James de Burca as Here-Boy perfectly conveys boundless and affectionate canine energy, his open and winning presence engaging the young audience from the start. There is also wisdom in his innocence though. His observations of the peculiar behaviour of humans who miss out on so much because they have “their noses in their phones” strike a particular chord.
The thought and creativity that has gone into this production is obvious from every angle, especially the inventive set and lighting design. Also inspired are the beautifully composed, sometimes haunting, musical interludes delivered by a duo of beanie-bedecked buskers, Rebecca Ruane and Conor Clancy.
As night falls, Here-Boy begins to feel the darkness encroach but as morning dawns, so too does his hope and optimism. There are many lessons in this tender and imaginative exploration of the homelessness crisis but they are not delivered in a didactic way. It is more a reflection on the importance of recognising our fellow humanity. As in EM Forster’s famous epigraph to Howard’s End, the lesson of this thought-provoking production is ‘only connect…’.

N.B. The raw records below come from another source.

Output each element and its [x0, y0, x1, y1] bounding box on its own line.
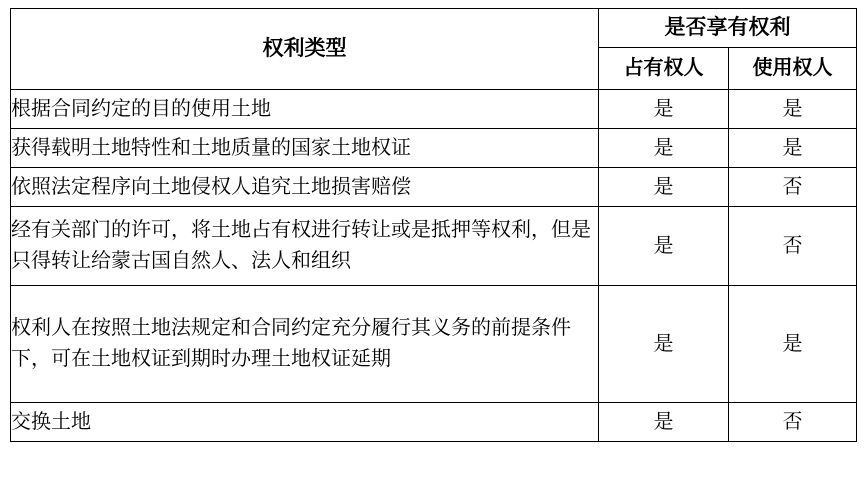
table-header [11, 9, 857, 90]
row-user-cell: 否 [729, 168, 857, 207]
header-possessor: 占有权人 [599, 48, 729, 90]
table-header-row-1 [11, 9, 857, 48]
table-row [11, 90, 857, 129]
table-row [11, 168, 857, 207]
row-user-cell: 是 [729, 286, 857, 403]
row-user-cell: 是 [729, 129, 857, 168]
table-body [11, 90, 857, 442]
row-owner-cell: 是 [599, 90, 729, 129]
header-has-rights: 是否享有权利 [599, 9, 857, 48]
row-owner-cell: 是 [599, 286, 729, 403]
header-user: 使用权人 [729, 48, 857, 90]
row-owner-cell: 是 [599, 168, 729, 207]
row-user-cell: 否 [729, 207, 857, 286]
rights-table [10, 8, 857, 442]
row-type-cell: 交换土地 [11, 403, 599, 442]
row-user-cell: 否 [729, 403, 857, 442]
table-row [11, 403, 857, 442]
row-type-cell: 权利人在按照土地法规定和合同约定充分履行其义务的前提条件下，可在土地权证到期时办理土地权证延期 [11, 286, 599, 403]
table-row [11, 286, 857, 403]
row-type-cell: 获得载明土地特性和土地质量的国家土地权证 [11, 129, 599, 168]
row-type-cell: 根据合同约定的目的使用土地 [11, 90, 599, 129]
row-type-cell: 依照法定程序向土地侵权人追究土地损害赔偿 [11, 168, 599, 207]
header-rights-type: 权利类型 [11, 9, 599, 90]
row-user-cell: 是 [729, 90, 857, 129]
table-row [11, 129, 857, 168]
row-owner-cell: 是 [599, 129, 729, 168]
row-type-cell: 经有关部门的许可，将土地占有权进行转让或是抵押等权利，但是只得转让给蒙古国自然人、法人和组织 [11, 207, 599, 286]
table-row [11, 207, 857, 286]
row-owner-cell: 是 [599, 207, 729, 286]
row-owner-cell: 是 [599, 403, 729, 442]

The Bluffer’s Guide to Suburbia, Granary Theatre
Watching Ray Scannell’s self-penned show about a failed musician in a small space in the middle of the Granary Theatre is like being at an intimate gig. Joining Scannell (on keyboard and guitar) is Peter Power (on drums and other instruments ) who contributed to the musical composition. Christiane O’Mahony plays the harp.
Scannell, who wrote the appealing melodic music (with occasional punkish snarling) narrates Finn’s story in the third person. Travelling by boat back to his parents’ home in suburban Dublin from London, this ‘kidult’, aged nearly forty, is all washed up. He had some early success in a band but is now lucky to be stacking shelves in his local supermarket.
Just as Finn’s story is one of disappointment, so too is his take on the wider world. He despairs about the state of the planet and closer to the bone, complains that he and his ilk are made to feel like second class citizens for not being able to pay extortionate rent.
This is a timely play, very well written and acted with wry understatement. If belly-aching about the world sounds off-putting, fear not. It is well handled.
Cosy, Firkin Crane
The name might suggest otherwise but the premise of Cosy, from the Gaitkrash theatre company, is far from a comforting one — what makes a ‘good’ death and should we have the right to choose one for ourselves.
The elderly Rose (Máirín Prendergast) asks “if it is a crime to want the leave the party early — I don’t like the music and there’s no-one to talk to”.
However, appearances can be deceptive and Rose, who claims to be 82 but is actually 76, seems in perfectly good health, at points, bounding across the stage like a teenager.
It is unclear at first why her daughters and granddaughter are congregating in her home — certainly not to offer any kind of love or support as bickering and recriminations abound. Pauline O’Driscoll gives an excellent performance as the droll depressive daughter Ed, as does Sara Beer as interloper and truth-teller Maureen.
While there are many existential questions to consider here, the lesson would appear to be that it is the ones that know us best who know how to hurt us best.